Once my daughter grew to a size that baby changing tables were too small for her, our view of the world changed.
How would we take care of her toileting needs in a regular bathroom?
On the floor?
In her wheelchair?
Could we both fit into a stall with the wheelchair?
Our world became harder to navigate.
We started to keep a list of accessible places or we timed our trips where there was less chance of needing a restroom.
Or worse, we either had to leave her home with someone or we all stayed home.
Life with a loved one with special needs is isolating, but now we found ourselves even more isolated.
This is not a topic that anyone wants to talk or think about.
Families with loved ones who need special changing facilities are not out there making this need known.
Our toileting habits are private and it's not a conversation to bring up "just because".
I used to think that a disabled stall took care of things, but as I personally found out, that is just the beginning of making our communities accessible for all.

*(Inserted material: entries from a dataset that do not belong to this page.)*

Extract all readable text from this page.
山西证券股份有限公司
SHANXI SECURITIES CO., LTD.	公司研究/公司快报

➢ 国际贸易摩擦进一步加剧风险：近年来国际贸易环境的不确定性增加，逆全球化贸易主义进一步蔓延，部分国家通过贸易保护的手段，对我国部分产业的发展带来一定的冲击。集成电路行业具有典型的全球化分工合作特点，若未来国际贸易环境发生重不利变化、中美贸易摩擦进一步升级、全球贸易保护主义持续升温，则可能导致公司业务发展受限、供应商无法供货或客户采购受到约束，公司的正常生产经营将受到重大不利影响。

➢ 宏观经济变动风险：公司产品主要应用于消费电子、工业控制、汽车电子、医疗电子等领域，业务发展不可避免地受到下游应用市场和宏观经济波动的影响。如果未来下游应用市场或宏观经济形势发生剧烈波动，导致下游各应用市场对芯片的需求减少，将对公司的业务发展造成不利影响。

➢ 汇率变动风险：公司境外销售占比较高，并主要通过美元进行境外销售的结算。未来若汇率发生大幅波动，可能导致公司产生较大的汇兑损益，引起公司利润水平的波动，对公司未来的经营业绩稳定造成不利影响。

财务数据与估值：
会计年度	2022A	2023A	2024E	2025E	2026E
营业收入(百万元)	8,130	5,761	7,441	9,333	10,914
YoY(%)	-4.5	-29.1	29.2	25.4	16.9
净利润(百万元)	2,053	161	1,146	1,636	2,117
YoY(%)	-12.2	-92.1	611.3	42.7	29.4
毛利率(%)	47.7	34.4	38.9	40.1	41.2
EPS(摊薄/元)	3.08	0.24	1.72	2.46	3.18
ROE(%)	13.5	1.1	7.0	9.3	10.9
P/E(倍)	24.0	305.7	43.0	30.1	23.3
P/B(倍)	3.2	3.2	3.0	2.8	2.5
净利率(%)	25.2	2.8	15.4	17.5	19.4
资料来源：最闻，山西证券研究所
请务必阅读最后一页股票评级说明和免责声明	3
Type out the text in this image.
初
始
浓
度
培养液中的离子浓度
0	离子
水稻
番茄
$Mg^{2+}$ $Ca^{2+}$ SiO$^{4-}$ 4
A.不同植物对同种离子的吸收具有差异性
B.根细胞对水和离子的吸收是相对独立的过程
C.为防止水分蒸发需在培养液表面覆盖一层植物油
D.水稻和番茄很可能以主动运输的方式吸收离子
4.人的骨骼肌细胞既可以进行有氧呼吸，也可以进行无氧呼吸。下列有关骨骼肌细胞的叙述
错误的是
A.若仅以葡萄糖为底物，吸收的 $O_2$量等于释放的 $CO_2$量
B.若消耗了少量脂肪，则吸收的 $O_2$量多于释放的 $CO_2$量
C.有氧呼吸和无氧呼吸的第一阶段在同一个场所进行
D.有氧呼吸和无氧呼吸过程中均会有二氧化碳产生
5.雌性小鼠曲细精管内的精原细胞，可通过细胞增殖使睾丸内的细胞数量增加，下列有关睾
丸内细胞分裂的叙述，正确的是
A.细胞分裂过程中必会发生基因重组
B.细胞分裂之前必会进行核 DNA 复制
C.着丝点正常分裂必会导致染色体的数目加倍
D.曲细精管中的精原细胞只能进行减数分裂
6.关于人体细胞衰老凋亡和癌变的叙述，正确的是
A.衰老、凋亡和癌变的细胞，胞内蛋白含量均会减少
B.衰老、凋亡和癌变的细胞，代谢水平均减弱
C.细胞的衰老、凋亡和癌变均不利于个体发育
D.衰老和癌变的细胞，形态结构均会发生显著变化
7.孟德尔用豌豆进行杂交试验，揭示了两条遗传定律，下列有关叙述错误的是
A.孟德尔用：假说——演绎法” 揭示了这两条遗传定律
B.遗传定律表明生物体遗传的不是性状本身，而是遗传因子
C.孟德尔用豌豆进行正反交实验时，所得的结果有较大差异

As our children grow older, we want them to live their life with dignity.
That includes their toileting needs.
Families would love to include all their family members in their outings, but sometimes the lack of proper facilities limits those times.
Even our local children's hospital lacks such facilities but the examination table has been offered many times before we leave our appointment.
Businesses are missing a huge client segment when they exclude families with this type of special need.
If one shopping mall offered a changing table in a family restroom and others didn't, that mall would be the hangout for my family.
Our world has become more accessible and easier to navigate with wheelchairs, but there is still one big reason many families stay home.
It’s time to remove this barrier too.